Let's have an example use case as following:

* We want to compute the maximum per flow  packet inter arrival time.
* Our feature will be based on iat that we do not want as feature.

In [10]:
class iat(NFPlugin):
    def on_init(self, pkt):
        return [-1, pkt.time] # [iat value, last packet timestamp]
    def on_update(self, pkt, flow):
        flow.iat = [pkt.time - flow.iat[1], pkt.time]
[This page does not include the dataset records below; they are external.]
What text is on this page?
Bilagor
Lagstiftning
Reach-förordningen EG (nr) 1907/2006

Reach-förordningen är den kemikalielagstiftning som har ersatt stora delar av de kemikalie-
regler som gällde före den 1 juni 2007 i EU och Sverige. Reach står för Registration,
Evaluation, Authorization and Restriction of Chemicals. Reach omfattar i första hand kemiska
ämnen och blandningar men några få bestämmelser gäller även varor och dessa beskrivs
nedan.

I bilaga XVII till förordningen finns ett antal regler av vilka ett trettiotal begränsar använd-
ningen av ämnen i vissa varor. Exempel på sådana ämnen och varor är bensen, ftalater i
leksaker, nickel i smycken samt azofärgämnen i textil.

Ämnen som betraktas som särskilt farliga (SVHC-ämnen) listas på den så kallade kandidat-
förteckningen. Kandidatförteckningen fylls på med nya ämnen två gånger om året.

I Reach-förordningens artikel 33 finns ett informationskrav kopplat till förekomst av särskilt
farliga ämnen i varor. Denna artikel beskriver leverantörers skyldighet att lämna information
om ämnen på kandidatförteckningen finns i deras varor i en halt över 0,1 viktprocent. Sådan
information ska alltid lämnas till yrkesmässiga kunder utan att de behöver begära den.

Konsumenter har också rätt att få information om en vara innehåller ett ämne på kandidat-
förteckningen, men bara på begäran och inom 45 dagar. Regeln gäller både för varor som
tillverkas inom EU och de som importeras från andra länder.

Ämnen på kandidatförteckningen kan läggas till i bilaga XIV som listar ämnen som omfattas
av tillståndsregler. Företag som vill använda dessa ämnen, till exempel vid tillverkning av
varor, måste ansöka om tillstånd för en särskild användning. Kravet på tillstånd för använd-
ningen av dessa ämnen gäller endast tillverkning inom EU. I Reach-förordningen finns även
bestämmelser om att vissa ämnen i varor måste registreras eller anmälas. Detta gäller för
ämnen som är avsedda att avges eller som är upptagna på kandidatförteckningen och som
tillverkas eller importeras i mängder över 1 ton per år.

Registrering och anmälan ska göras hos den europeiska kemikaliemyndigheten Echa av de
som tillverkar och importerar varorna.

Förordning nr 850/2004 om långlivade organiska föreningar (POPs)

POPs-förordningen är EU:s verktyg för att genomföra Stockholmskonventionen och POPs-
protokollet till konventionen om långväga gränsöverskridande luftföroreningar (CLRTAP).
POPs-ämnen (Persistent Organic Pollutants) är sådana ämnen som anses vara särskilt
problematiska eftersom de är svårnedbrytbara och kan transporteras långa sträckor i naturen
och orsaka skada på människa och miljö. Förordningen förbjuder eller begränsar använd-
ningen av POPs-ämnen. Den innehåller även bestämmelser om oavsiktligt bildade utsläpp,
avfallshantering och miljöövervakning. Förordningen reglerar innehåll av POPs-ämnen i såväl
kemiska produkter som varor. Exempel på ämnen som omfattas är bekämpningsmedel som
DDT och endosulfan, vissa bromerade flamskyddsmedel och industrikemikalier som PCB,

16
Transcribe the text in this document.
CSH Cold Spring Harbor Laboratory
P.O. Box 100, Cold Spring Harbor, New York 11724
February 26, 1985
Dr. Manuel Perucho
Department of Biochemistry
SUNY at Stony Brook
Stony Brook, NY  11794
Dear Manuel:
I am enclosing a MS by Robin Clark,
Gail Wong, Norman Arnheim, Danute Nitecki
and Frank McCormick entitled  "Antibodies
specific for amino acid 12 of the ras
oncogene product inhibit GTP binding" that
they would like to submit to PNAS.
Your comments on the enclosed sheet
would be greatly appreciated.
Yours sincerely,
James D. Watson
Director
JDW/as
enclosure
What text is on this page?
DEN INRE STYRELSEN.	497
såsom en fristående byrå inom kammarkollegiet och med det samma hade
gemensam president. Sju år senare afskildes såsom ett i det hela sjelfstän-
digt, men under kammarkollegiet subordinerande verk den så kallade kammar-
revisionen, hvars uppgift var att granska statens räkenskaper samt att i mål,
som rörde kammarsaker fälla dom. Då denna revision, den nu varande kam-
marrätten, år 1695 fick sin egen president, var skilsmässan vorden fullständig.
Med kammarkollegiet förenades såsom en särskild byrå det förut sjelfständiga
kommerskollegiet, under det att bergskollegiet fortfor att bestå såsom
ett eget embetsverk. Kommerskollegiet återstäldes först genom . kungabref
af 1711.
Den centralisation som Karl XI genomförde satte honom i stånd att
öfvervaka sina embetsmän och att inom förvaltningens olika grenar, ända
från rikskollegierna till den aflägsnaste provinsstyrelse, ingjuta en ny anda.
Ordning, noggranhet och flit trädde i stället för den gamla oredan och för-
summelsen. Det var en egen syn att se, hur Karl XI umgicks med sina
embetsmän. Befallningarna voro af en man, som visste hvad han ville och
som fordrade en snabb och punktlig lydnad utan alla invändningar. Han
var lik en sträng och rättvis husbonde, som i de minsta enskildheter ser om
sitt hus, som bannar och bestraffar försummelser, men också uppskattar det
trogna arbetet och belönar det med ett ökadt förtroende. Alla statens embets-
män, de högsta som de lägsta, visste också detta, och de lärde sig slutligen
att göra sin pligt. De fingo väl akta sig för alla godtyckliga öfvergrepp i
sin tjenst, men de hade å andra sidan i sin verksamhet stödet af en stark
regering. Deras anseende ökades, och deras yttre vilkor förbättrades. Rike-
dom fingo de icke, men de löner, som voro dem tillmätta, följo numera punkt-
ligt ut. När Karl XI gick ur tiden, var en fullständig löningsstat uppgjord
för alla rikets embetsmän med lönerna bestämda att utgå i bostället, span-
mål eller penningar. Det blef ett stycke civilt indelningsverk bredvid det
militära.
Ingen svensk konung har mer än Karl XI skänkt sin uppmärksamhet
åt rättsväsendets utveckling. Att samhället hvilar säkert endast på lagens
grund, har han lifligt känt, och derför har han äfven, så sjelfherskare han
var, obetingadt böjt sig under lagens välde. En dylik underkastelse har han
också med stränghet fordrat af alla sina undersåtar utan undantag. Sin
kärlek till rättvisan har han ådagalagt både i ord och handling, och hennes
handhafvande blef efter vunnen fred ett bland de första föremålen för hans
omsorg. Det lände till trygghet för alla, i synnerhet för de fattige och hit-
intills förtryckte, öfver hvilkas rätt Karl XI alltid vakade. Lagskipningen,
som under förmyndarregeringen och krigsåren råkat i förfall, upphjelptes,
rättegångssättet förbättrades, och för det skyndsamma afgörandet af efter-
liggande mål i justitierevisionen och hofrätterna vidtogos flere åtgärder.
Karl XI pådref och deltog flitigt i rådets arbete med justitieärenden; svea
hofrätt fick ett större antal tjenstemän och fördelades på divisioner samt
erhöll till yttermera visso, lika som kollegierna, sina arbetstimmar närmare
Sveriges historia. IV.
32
class maximum_iat_ms(NFPlugin):
    def on_init(self, pkt):
        return -1 # we will set it as -1 as init value
    def on_update(self, pkt, flow):
        if flow.iat[0] > flow.maximum_iat_ms:
            flow.maximum_iat_ms = flow.iat[0]

In [11]:
df = NFStreamer(source="pcaps/instagram.pcap", plugins=[iat(volatile=True), maximum_iat_ms()]).to_pandas()

In [12]:
df.head()

Unnamed: 0,id,first_seen,last_seen,version,src_port,dst_port,protocol,vlan_id,src_ip,dst_ip,total_packets,total_bytes,duration,src2dst_packets,src2dst_bytes,dst2src_packets,dst2src_bytes,expiration_id,master_protocol,app_protocol,application_name,category_name,client_info,server_info,j3a_client,j3a_server,maximum_iat_ms
0,27,1436720950909,1436720952614,4,80,58216,6,4,31.13.86.52,192.168.0.103,150,153558,1705,103,150456,47,3102,0,7,119,HTTP.Facebook,SocialNetwork,,,,,1247
1,19,1436720908533,1436720908579,4,26540,53,17,4,192.168.0.103,8.8.8.8,2,298,46,1,89,1,209,0,5,211,DNS.Instagram,SocialNetwork,,igcdn-photos-g-a.akamaihd.net,,,46
2,6,1436720901182,1436720908544,4,33976,80,6,4,192.168.0.103,77.67.29.17,34,29039,7362,14,924,20,28115,0,0,7,HTTP,Web,,,,,7322
3,23,1436720908581,1436720908769,4,60908,443,6,4,192.168.0.103,46.33.70.136,19,9340,188,10,1369,9,7971,0,91,211,TLS.Instagram,SocialNetwork,igcdn-photos-g-a.akamaihd.net,"a248.e.akamai.net,*.akamaihd.net,*.akamaihd-st...",54ae5fcb0159e2ddf6a50e149221c7c7,34d6f0ad0a79e4cfdf145e640cc93f78,56
4,29,1436720952561,1436720952561,4,58690,443,6,4,192.168.0.103,46.33.70.159,2,169,0,2,169,0,0,0,0,91,TLS,Web,,,,,0


Our Dataframe have a new column named `maximum_iat_ms` containing the maximum observed packet 
inter arrval time per flow and set to -1 when there is only 1 packet.